Bir bilgi verebilir miyim, IŞİD’in diğer İslami hareketlerden farkı nedir, bir halife çıkarttı, halifeyi kim ister, emperyalistler ister, çok yeni şeyler yazacağım yeni kitaplarımda. Trump ne diyor, IŞİD’i Obama kurdu, diyor. Ben IŞİD’i Obama’nın kurduğuna inanmıyorum ama IŞİD’i Obama’nın yaşattığından hiçbir kuşkum yok, Trump’ın söylediği bu açıdan doğrudur. Bütün bu işler oğul Bush’un Büyük Ortadoğu Projesi sırasında çıktı. Yeni bilgi veriyorum, Yalçın Küçük uydurur, uyduruyorum, akepe’nin kuruluşu da büyük Ortadoğu projesi ile denktir. Şöyle düşünmüş olduklarını düşünebiliriz. Amerika Büyük Ortadoğu Projesini ortaya attığı zaman Türkiye’de bir akepe mutlaka gereklidir. 

Devam ediyoruz, emperyalizm her zaman mevcut şehzadeyi ortadan kaldırıp yeni şehzade getirmek ister. Sykes-Picot planlandığı sıralarda İngiliz emperyalizmi kimi halife yapmak istiyordu?

Deniz Hakan: Emir Hüseyin.

Peki kimi istemiyordu, o sıradaki şehzadeyi istemiyordu. Kimdi o, Mehmed Reşad. Bütün emperyalistler o adama, o şehzadeye Mustafa Kemal’den daha fazla düşmandılar. O adam, Mustafa Kemal’den önceki Kemalistti; kızı kısa etekler giyerdi, çok moderndiler. Mustafa Kemal öncesi dönemden söz ediyorum. Yeni kitaplarımda şunları da araştıracağım: Bizdeki halifeler moderndiler, İngiliz emperyalizmi bunları mı uzaklaştırmak istiyordu, araştıracağım.

Deniz Hakan: Ama o dönem emperyalistler İslam’a karşı da halife istiyorlar. Panislamizme karşı kendi İslam’larını istiyorlar.

Çok doğru. Peki, buradaki sorun ne, buradaki sorun şu, bir üçüncü keşfimizi açıklıyoruz, 1916’ya Sykes-Picot’ya geldiğimiz sırada emperyalist tarafın bir tek askeri yoktu. Tarihimize bakın, Gelibolu’ya kim geldi, Siyonist Katır Birliği, küçücük bir birlik, Siyonistler gönderdi, İngilizler “aman gönderin” dediler. Anzaklar geldi.

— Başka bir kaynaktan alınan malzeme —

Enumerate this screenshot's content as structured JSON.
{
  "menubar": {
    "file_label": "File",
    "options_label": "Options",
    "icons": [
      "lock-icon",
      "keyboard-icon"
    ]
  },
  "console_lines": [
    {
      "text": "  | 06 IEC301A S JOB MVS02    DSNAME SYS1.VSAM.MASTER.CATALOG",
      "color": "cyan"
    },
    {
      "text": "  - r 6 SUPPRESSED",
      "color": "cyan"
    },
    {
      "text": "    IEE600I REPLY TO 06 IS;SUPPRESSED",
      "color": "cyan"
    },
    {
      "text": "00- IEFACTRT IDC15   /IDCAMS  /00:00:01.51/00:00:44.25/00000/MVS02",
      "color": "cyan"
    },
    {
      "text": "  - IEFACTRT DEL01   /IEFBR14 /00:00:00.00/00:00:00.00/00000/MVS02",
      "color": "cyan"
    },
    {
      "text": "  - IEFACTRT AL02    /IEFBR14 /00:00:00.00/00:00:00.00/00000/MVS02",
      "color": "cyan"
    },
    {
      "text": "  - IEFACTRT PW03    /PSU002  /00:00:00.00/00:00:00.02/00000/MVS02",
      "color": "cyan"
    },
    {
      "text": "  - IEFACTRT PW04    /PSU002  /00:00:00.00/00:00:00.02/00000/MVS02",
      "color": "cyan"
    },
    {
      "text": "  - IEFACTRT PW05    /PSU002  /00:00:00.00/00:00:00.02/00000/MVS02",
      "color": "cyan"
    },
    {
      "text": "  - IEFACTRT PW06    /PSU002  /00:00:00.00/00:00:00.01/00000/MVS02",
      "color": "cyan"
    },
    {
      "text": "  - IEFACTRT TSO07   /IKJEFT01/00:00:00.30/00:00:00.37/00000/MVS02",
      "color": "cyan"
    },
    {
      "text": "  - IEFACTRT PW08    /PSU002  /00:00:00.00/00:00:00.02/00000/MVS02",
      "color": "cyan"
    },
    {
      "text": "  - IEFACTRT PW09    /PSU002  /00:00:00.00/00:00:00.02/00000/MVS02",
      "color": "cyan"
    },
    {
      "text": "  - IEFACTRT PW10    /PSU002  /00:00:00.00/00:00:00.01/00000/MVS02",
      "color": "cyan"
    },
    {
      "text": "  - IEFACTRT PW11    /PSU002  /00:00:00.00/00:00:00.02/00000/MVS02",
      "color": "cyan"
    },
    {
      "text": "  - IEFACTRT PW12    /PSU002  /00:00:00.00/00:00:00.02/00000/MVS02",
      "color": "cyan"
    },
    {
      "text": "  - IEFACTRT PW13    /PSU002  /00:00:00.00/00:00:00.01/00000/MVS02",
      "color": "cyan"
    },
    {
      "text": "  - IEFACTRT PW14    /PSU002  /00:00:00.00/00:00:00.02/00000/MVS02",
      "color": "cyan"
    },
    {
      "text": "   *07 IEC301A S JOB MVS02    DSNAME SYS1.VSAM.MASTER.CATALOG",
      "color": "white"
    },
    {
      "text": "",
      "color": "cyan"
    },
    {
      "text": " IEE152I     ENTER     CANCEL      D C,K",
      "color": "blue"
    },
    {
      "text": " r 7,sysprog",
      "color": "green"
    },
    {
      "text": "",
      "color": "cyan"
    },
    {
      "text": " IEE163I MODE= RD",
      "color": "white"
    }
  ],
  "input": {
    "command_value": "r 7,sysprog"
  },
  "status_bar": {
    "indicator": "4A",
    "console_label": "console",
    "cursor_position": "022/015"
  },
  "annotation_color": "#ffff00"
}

Okan İrtem: Kendi içlerinde de çok tartışma var o sıralarda. İngiliz yöneticilerinden bir kısmı aşağıya, İskenderun tarafına doğru çıkarma yapmak istiyor. Dolayısıyla İngiliz devleti de pek yekpare değil o dönemde.

Deniz Hakan: Ancak komutanların çoğunluğu İngiliz askerlerini Batı’da, Avrupa’da tutmaktan yana. Ortadoğu’ya ayıracak asker bulamıyorlar. Sykes-Picot’ya gelindiğinde İngiliz emperyalizmi İngiliz askerlerini kullanamayacak durumda.

İkinci Dünya Savaşı biterken de böyleydi. Truman Yunanistan ile bizi, emperyalizmin koruma şemsiyesi altına alan o meşhur Truman Doktrini’ni söylediği zamanlarda, emperyalistlerin bir tek askeri yoktu, benim kitaplarımda var. İngiltere’nin o sıradaki Dışişleri Bakanı Bevin’di, bayram yaptı, “kurtulduk” dedi. Çünkü bir tek adamları yoktu.

Şimdi kim var buralarda, Türkler var ama Amerika Türklere güvenmiyor, bütün sorun burada. Türkler savaşmak istiyor, Amerika “sen dur gardaşım, sen bizim anlamadığımız savaşlar yapıyorsun” diyor.

Deniz Hakan:  Üstelik Türkiye’nin iki kanadına da güvenmiyor. Ne orduya ne Erdoğan’a. Çuval olayı belki ilkinin en net göstergelerindendi. Erdoğan’a da hiç güvenmiyor.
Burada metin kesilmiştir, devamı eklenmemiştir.